Keywords: FSH ; LH ; Testosterone ; Sperm morphology ; Life and Medical Sciences ; Cell & Developmental Biology

Source: Wiley InterScience Backfile Collection 1832-2000

Topics: Biology

Notes: Electroejaculate traits and circulating follicle-stimulating hormone (FSH), luteinizing hormone (LH), and testosterone concentrations were analyzed in adult leopard cats (Felis bengalensis), a rare felid species indigenous to east Asia.

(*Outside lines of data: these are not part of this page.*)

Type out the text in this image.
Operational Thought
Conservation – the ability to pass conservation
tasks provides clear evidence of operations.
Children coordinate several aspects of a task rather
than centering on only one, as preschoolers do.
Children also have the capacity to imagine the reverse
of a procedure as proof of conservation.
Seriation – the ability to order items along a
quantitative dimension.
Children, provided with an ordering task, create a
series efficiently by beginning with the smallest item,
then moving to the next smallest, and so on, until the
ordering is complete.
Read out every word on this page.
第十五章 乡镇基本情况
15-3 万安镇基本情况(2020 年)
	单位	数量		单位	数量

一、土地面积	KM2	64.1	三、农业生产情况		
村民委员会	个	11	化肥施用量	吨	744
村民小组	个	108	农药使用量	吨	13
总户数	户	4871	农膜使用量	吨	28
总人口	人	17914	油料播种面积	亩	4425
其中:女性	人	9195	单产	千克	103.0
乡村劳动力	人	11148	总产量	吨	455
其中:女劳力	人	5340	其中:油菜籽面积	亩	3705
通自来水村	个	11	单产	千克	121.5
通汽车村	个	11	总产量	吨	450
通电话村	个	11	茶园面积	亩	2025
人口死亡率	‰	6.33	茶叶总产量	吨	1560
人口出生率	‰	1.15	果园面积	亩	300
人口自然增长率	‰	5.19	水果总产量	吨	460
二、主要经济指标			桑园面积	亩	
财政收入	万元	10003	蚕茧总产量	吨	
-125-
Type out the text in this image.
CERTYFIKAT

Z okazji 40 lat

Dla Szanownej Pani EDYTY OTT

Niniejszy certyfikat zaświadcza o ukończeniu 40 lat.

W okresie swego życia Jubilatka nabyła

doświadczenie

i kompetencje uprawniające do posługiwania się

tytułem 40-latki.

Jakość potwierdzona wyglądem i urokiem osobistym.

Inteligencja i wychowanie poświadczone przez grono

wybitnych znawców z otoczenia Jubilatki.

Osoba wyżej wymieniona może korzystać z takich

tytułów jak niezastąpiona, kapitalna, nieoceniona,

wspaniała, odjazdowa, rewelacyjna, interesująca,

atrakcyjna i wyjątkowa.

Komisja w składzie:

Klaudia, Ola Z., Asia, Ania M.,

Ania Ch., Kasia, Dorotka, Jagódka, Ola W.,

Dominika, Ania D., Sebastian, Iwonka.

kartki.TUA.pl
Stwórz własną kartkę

The ability of leopard cat sperm to bind and penetrate zona-free hamster ova and zonaintact domestic cat oocytes in vitro was examined as a means of testing sperm function. The influence of culture media [Biggers, Whitten, Whittingham (BWW) vs. modified Krebs Ringer bicarbonate (mKRB)], seminal plasma removal, and swim-up separation on sperm motility, sperm morphology, and oocyte penetration also were assessed. Sperm treatments included dilution of raw semen (DR), ejaculate centrifugation, and either resuspension (NS) or swim-up processing (SU). The percentage of oocytes penetrated (penetration rate) and the number of penetrated sperm/oocyte (penetration index) were determined. Ejaculates from each male consisted of at least a 50% sperm motility rating, and hormone concentrations in individual males were unrelated to any ejaculate trait measured concurrently on the same day. The SU technique improved (P 〈 0.05) percent sperm motility and the proportion of structurally normal sperm compared to DR and NS treatments. Leopard cat spermatozoa were capable of binding to and penetrating hamster ova and domestic cat oocytes; however, penetration was influenced by culture medium and seminal processing. In the hamster assay, a higher (P 〈 0.05) penetration rate and penetration index were achieved when mKRB was used for gamete incubation instead of BWW. NS processing also increased (P 〈 0.05) overall penetration compared to DR and SU. In the cat oocyte assay, zona penetration rate was similar (P 〈 0.05) in the DR, NS, and SU aliquots; however, the zona penetration index was increased (P 〈 0.05) by the NS compared to the DR and SU treatments. This study (1) provides baseline ejaculate and endocrine norms for the leopard cat, (2) demonstrates that leopard cat sperm undergo nuclear decondensation in hamster ova and penetrate zona-intact domestic cat oocytes, (3) indicates that seminal plasma removal enhances leopard cat sperm fertilizing ability and ovam penetration, and (4) suggests that heterologous oocyte penetration is effective for assessing factors influencing fertilization and sperm function in this nondomestic felid.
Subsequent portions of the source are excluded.